Imagine the first rumor. The first grunt of gossip The first finger-point of prejudice. It was probably like noticing the sunset for the first-time. How it stretched out across the entire scope of your vision,
peeled back into a city that wasn’t the one you were in, like an orange peel, one skin at a time. Eventually, the world rounded, the ice melted, ****-sapiens grew taller.
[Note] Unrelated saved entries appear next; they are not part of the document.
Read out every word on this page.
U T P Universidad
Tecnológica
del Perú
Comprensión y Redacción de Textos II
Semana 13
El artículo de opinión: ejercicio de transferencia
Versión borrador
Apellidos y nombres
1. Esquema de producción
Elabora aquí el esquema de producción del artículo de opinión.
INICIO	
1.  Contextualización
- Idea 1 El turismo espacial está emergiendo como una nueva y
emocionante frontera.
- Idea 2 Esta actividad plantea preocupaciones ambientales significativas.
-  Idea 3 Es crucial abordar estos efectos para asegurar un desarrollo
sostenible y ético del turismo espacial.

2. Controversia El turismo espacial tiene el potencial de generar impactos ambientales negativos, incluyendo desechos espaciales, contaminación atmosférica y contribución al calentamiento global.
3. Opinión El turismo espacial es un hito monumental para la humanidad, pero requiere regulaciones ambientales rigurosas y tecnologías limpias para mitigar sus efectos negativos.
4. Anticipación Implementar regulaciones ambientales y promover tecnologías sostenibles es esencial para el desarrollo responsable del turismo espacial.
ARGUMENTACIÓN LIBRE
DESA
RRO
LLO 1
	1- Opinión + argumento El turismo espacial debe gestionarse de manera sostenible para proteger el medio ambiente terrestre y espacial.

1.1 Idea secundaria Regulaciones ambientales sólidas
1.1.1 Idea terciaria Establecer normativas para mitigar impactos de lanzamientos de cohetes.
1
Our voices deepened, bodies thickened.
We learned to survive the cold, the floods, the irrational wars, and crescent-mooned nights underneath tinned roofs. Then came the enlightenment, the evolution of speech. The first cousin of Germanic
languages; the second cousin of Romantic languages. And then the first rumor. The first appraisal of good or bad actions of people hardly known. I imagine my ancestors, 1.9 million years ago, grunting
with raised brow in her partner’s direction. Pointing at two men crouching behind a large, fallen boulder. Pointing at a man who belongs to her neighbor, crawling out of a cave that doesn’t belong to him.
They are probably turning over in their bone-filled graves as I think of what to say next, laughing at how far we haven’t come from the ghouls of gossip, discussing how out of all the occupations in this world:
bricklayer, lawyer, educator, their descendant chose this noble profession, this calling up of events.